AMD Radeon HD 7970 On Linux

bridgman replied

24 December 2011, 01:12 PM
There may be some cases (eg recursion) where memory allocation from within a shader program could be useful, but AFAIK this round of changes doesn't go there. For now my understanding is that the memory manager works pretty much the way it did before, only rather than patching command buffers with physical addresses the page tables are used to map valid accesses through to the correct locations and either block accesses to other addresses or map them onto a dummy page (not sure which).

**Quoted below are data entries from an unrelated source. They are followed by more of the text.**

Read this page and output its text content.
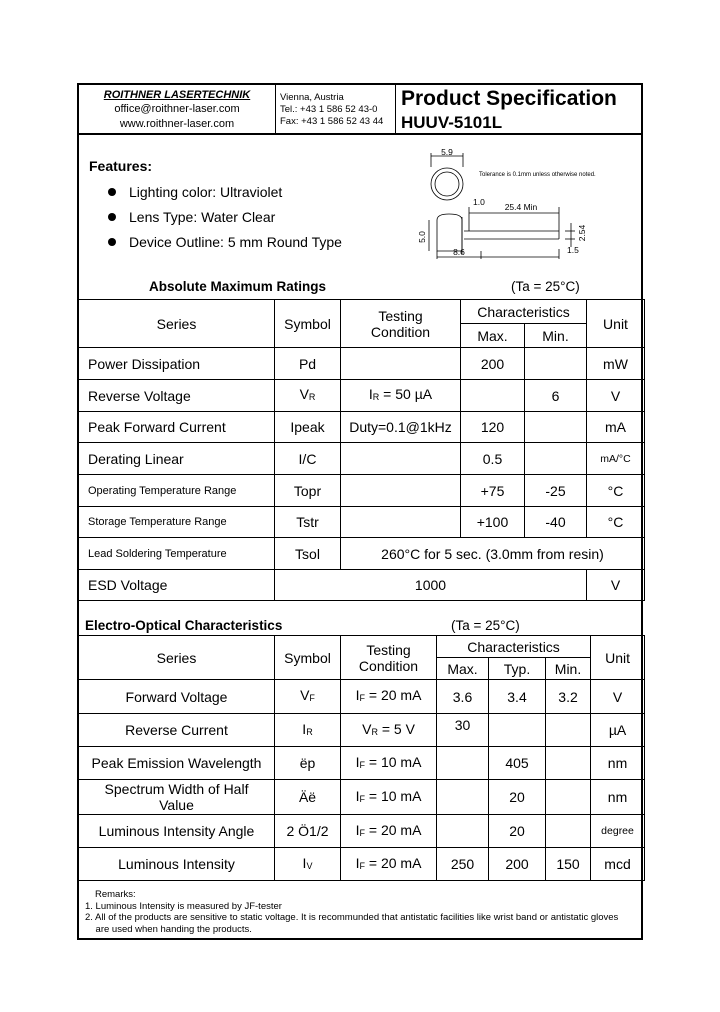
ROITHNER LASERTECHNIK
office@roithner-laser.com
www.roithner-laser.com
Vienna, Austria
Tel.: +43 1 586 52 43-0
Fax: +43 1 586 52 43 44
Product Specification
HUUV-5101L
Features:
Lighting color: Ultraviolet
Lens Type: Water Clear
Device Outline: 5 mm Round Type
5.9
Tolerance is 0.1mm unless otherwise noted.
5.0
8.6
1.0 25.4 Min
2.54
1.5
Absolute Maximum Ratings	(Ta = 25°C)
Series	Symbol	Testing
Condition	Characteristics		Unit
			Max.	Min.	
Power Dissipation	Pd		200		mW
Reverse Voltage	$V_R$	$I_R = 50$ µA		6	V
Peak Forward Current	Ipeak	Duty=0.1@1kHz	120		mA
Derating Linear	I/C		0.5		mA/°C
Operating Temperature Range	Topr		+75	-25	°C
Storage Temperature Range	Tstr		+100	-40	°C
Lead Soldering Temperature	Tsol	260°C for 5 sec. (3.0mm from resin)			
ESD Voltage	1000				V
Electro-Optical Characteristics	(Ta = 25°C)
Series	Symbol	Testing
Condition	Characteristics			Unit
			Max.	Typ.	Min.	
Forward Voltage	$V_F$	$I_F = 20$ mA	3.6	3.4	3.2	V
Reverse Current	$I_R$	$V_R = 5$ V	30			µA
Peak Emission Wavelength	ëp	$I_F = 10$ mA		405		nm
Spectrum Width of Half
Value	Äë	$I_F = 10$ mA		20		nm
Luminous Intensity Angle	2 Ö1/2	$I_F = 20$ mA		20		degree
Luminous Intensity	$I_V$	$I_F = 20$ mA	250	200	150	mcd
Remarks:
1. Luminous Intensity is measured by JF-tester
2. All of the products are sensitive to static voltage. It is recommunded that antistatic facilities like wrist band or antistatic gloves
are used when handing the products.
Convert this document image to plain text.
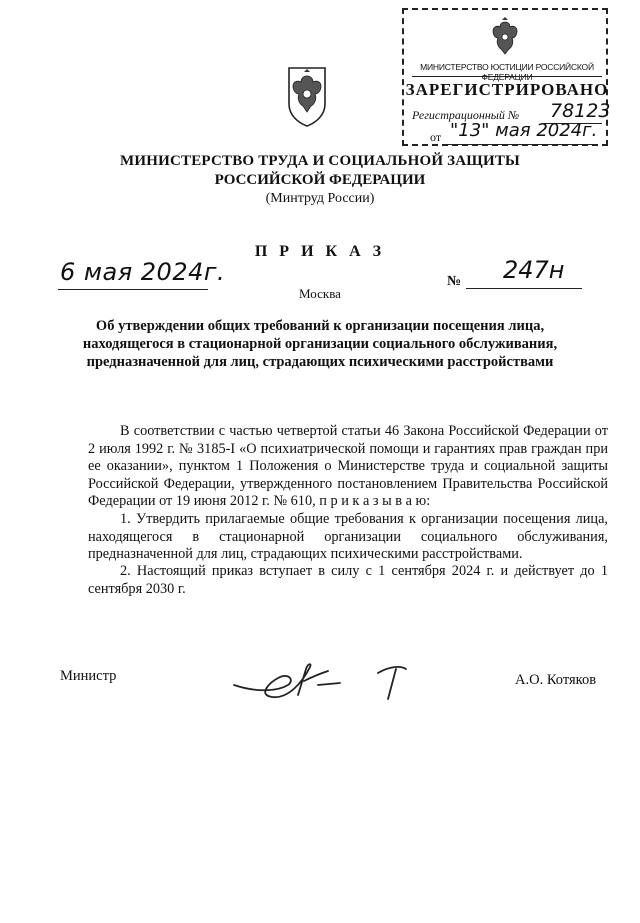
МИНИСТЕРСТВО ЮСТИЦИИ РОССИЙСКОЙ ФЕДЕРАЦИИ
ЗАРЕГИСТРИРОВАНО
Регистрационный № 78123
от "13" мая 2024г.
МИНИСТЕРСТВО ТРУДА И СОЦИАЛЬНОЙ ЗАЩИТЫ
РОССИЙСКОЙ ФЕДЕРАЦИИ
(Минтруд России)
П Р И К А З
6 мая 2024г.	№ 247н
Москва
Об утверждении общих требований к организации посещения лица, находящегося в стационарной организации социального обслуживания, предназначенной для лиц, страдающих психическими расстройствами
В соответствии с частью четвертой статьи 46 Закона Российской Федерации от 2 июля 1992 г. № 3185-I «О психиатрической помощи и гарантиях прав граждан при ее оказании», пунктом 1 Положения о Министерстве труда и социальной защиты Российской Федерации, утвержденного постановлением Правительства Российской Федерации от 19 июня 2012 г. № 610, п р и к а з ы в а ю:
1. Утвердить прилагаемые общие требования к организации посещения лица, находящегося в стационарной организации социального обслуживания, предназначенной для лиц, страдающих психическими расстройствами.
2. Настоящий приказ вступает в силу с 1 сентября 2024 г. и действует до 1 сентября 2030 г.
Министр	А.О. Котяков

I'm not sure what address space the GPU uses under the new scheme; hopefully will get a chance to look through the code over the holidays.

Last edited by bridgman; 24 December 2011, 01:14 PM.
Leave a comment:
Drago replied

24 December 2011, 09:45 AM
Originally posted by curaga View Post

The IOMMU link says 64-bit.

@bridgman:

Thanks, that's what I was worried about, increased attack surface. Previously you'd need to commandeer the driver, now you can just write a "normal" program.

Could you elaborate a bit more on the page tables, how are they set up to allow "legal" access? Will the gpu programs have malloc(ON_VRAM) and malloc(ON_RAM), or will all memory need to be specifically passed from cpu-space?

Frankly, I don't know why GPU shader program would have to do memory allocation. As I understand it, it can do memory address calculations(indexing, v-tables, etc.) with in memory allocated from the driver. SI will just assure that you don't address outside this dedicated region.
Leave a comment:
curaga replied

24 December 2011, 07:05 AM
Originally posted by wizard69 View Post

Thought so! By the way does SI generate 32 or 64 bit addresses?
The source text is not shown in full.